IX

Señora doña Venus, mujer de don Amor,

noble dueña, omillome yo, vuestro servidor;

de todas cosas sodes vos el Amor señor,

todos os obedescen como a su facedor.

ARCIPRESTE DE HITA

Entró Raimundo el cura en el cuarto de su tío. Don Ignacio Armendáriz el organista, sentado en su poltrona cerca del balcón con las antiparras sobre la nariz, leía a media voz, aunque para él solo, un manuscrito encuadernado en pergamino.

El cuarto era espacioso y bajo de techo; tenía dos balcones a una plazoleta con unos cuantos árboles. Frente a un balcón estaba la alcoba con su cama de colgaduras de sarga verde; arrimados a las paredes armarios y estantes llenos de libros, papeles y pergaminos.

Se olía en el cuarto a papel apolillado y al cuero de las encuadernaciones.

Don Ignacio, mientras iba leyendo, accionaba.

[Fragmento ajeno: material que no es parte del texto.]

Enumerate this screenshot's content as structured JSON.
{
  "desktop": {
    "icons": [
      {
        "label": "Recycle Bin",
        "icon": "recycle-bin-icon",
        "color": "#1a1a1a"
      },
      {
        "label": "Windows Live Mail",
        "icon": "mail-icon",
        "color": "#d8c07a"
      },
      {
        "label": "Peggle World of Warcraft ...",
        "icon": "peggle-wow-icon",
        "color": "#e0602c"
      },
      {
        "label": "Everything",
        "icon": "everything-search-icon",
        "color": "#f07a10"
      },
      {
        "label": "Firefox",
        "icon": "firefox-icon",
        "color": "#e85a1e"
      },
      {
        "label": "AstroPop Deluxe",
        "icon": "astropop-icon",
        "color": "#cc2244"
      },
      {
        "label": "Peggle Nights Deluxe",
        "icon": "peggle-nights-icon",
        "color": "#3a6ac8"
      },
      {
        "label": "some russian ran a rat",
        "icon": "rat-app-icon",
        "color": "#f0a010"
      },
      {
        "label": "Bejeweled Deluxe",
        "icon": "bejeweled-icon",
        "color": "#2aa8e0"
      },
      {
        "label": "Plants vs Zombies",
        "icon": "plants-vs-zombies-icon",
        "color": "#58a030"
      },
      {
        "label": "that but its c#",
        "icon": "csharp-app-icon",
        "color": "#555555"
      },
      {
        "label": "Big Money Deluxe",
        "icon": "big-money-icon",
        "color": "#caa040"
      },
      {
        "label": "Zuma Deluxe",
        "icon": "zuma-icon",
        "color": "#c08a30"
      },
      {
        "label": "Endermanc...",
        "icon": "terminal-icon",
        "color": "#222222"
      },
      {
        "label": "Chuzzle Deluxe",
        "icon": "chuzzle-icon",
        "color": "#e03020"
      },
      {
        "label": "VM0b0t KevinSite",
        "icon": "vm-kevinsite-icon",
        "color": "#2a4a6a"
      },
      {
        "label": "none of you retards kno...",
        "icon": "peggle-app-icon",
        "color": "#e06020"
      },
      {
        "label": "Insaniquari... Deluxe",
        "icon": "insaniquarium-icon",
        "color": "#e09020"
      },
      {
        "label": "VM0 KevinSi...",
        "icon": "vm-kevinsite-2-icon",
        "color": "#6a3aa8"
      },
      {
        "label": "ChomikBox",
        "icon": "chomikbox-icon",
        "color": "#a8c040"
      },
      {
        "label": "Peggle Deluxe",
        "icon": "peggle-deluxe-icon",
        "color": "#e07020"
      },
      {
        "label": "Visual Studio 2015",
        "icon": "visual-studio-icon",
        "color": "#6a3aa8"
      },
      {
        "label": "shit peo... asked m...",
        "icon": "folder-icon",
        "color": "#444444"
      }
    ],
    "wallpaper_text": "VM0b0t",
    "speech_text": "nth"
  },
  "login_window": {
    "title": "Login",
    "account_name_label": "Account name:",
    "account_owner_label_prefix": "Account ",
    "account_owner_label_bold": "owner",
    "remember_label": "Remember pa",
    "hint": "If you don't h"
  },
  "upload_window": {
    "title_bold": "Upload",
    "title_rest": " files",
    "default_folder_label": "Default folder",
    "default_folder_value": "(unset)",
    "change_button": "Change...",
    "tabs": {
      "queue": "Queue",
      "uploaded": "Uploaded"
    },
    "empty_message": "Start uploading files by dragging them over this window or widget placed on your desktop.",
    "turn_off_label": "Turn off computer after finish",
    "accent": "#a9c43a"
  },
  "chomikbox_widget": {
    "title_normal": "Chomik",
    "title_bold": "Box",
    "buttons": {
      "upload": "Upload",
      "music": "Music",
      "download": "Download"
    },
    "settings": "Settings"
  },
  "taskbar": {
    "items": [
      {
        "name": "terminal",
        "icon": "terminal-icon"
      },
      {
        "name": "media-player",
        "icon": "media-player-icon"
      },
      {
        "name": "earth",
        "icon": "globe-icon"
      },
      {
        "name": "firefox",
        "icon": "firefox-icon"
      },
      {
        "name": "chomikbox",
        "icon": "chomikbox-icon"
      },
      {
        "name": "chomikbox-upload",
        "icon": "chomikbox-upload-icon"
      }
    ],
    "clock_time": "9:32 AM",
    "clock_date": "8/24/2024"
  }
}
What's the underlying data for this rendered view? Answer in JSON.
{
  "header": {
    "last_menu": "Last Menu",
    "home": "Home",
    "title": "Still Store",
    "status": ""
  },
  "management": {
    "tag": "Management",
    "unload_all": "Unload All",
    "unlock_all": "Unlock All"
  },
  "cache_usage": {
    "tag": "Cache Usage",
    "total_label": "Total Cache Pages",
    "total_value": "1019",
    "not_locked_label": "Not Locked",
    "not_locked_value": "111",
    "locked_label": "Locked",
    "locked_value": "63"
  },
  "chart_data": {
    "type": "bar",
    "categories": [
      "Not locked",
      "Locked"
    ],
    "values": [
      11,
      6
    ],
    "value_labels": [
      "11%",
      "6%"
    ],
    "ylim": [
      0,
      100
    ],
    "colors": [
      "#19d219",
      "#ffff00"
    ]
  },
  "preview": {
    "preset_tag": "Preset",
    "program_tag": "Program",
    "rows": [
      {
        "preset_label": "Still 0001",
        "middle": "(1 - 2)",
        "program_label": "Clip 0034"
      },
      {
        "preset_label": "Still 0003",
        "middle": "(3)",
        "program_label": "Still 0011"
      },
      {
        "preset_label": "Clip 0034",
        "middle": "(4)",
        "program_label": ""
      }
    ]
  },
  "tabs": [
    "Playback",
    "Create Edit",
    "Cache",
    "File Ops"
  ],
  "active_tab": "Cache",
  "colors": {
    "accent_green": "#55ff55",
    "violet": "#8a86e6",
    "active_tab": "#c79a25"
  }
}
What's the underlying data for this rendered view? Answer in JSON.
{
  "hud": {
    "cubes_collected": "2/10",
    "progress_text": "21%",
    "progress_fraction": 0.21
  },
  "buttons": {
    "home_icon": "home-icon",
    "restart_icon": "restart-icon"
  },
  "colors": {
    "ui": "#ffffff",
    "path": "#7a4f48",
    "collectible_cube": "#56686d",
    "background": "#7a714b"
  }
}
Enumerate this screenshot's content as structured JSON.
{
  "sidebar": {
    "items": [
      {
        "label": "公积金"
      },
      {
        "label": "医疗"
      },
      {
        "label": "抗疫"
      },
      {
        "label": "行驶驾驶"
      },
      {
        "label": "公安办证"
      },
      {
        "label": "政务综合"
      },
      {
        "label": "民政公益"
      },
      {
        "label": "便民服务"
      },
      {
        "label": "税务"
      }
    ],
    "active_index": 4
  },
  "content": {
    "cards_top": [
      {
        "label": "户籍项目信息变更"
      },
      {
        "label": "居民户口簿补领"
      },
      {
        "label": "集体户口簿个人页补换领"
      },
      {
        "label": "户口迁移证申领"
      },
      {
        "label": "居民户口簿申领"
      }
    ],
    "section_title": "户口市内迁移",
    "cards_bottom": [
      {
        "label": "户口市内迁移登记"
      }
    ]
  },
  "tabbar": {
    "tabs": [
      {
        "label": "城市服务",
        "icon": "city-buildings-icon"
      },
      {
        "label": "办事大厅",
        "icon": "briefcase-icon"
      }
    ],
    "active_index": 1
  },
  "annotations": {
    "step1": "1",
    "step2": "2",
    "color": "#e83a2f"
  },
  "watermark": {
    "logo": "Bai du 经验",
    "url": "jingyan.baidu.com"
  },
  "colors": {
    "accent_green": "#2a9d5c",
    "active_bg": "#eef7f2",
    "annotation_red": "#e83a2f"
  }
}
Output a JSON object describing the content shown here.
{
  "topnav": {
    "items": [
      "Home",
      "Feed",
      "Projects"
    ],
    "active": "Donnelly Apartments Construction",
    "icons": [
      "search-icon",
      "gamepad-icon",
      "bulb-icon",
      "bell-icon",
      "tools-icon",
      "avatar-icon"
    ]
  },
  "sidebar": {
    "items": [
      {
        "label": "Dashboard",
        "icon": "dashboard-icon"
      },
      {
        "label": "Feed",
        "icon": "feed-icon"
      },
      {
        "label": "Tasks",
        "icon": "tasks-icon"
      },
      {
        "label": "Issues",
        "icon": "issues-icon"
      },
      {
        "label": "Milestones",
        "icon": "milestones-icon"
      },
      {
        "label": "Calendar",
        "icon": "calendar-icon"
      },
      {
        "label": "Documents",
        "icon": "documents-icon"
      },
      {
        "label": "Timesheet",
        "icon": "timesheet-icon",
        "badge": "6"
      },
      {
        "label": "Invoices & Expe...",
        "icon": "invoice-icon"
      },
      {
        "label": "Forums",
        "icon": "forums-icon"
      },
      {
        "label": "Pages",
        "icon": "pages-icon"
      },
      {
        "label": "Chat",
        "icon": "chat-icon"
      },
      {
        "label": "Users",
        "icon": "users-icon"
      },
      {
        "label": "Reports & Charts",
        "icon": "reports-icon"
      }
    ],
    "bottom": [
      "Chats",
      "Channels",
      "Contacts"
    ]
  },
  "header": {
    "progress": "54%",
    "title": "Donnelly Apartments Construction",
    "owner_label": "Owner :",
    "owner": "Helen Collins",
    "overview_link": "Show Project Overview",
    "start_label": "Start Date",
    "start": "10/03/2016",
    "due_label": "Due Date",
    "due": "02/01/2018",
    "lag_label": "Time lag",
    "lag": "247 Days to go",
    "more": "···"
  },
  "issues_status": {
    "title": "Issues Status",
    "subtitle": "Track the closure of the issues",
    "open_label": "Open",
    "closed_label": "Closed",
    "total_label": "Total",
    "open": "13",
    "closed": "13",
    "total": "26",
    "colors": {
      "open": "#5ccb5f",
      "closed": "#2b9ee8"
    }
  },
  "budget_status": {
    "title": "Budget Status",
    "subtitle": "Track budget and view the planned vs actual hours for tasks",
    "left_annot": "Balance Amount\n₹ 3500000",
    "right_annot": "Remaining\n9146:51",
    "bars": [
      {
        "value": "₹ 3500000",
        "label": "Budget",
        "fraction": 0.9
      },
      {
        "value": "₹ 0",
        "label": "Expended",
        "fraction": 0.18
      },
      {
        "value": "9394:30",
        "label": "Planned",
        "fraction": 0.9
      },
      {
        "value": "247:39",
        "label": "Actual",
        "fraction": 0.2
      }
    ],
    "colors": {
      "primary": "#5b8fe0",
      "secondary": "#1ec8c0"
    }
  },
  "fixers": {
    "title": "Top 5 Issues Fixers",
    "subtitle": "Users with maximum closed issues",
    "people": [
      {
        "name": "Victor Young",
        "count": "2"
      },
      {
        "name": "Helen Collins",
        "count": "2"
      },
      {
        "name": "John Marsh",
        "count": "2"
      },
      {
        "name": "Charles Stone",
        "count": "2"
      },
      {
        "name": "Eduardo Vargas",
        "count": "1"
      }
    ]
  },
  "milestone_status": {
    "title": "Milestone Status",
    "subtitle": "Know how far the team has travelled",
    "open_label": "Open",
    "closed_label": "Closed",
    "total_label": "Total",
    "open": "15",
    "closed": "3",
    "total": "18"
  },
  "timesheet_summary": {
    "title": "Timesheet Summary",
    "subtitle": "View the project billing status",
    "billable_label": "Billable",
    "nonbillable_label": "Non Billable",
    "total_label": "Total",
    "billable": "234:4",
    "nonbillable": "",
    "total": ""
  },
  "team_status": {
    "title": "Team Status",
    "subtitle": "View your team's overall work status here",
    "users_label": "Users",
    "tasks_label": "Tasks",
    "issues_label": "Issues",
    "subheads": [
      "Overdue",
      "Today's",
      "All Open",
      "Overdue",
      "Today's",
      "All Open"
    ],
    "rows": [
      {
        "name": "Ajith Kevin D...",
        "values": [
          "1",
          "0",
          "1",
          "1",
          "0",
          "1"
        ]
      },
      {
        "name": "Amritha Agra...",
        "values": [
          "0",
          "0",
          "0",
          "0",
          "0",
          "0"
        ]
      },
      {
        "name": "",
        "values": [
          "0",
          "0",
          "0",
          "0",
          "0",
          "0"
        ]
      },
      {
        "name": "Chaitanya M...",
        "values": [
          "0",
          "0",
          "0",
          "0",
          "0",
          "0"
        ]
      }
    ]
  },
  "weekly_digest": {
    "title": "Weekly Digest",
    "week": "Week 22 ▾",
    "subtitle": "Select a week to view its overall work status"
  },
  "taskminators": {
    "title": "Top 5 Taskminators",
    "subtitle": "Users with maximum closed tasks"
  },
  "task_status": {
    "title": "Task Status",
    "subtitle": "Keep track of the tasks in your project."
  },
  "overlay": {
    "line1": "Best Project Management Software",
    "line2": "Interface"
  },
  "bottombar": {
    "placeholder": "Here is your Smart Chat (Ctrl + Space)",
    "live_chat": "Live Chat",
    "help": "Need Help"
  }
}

No oyó a Raimundo al entrar, y éste quedó contemplándole durante algún tiempo cariñosamente.

La figura del viejo, con su nariz larga, su cara afeitada y estrecha, la frente espaciosa y los anteojos grandes de plata, tenía algo de misterioso.

—Le tengo que hablar a usted, tío —dijo Raimundo.

—¡Ah! Estas aquí —murmuró el organista apartando el libro—. ¿Qué pasa?

—Pasa que… —murmuró Raimundo, y se quedó sin poder decir una palabra más.

—¿Cómo estás? —preguntó don Ignacio—. ¿Sigues teniendo esos vahídos?

—No, ya no.

El organista levantó los anteojos hasta la frente, miró a su sobrino y se frotó las manos.

—Tengo aquí —dijo— en un libro manuscrito que he encontrado en casa del Mayorazgo, una historia muy graciosa; a mí al menos me ha hecho reír. Te voy a leer algunos trozos; ya verás, te gustará porque es muy interesante.

—Bueno.

El organista se caló las gafas, cogió de nuevo el libro y leyó:

En el monasterio de la orden de los Cartujos, cerca de Labraz, hubo ha mucho tiempo un monje llamado Verísimo, médico y conocedor de las virtudes de las plantas, varón que, a su extraordinaria santidad y perfección en las vigilias, abstinencias y oraciones, unía grande sencillez y gracia.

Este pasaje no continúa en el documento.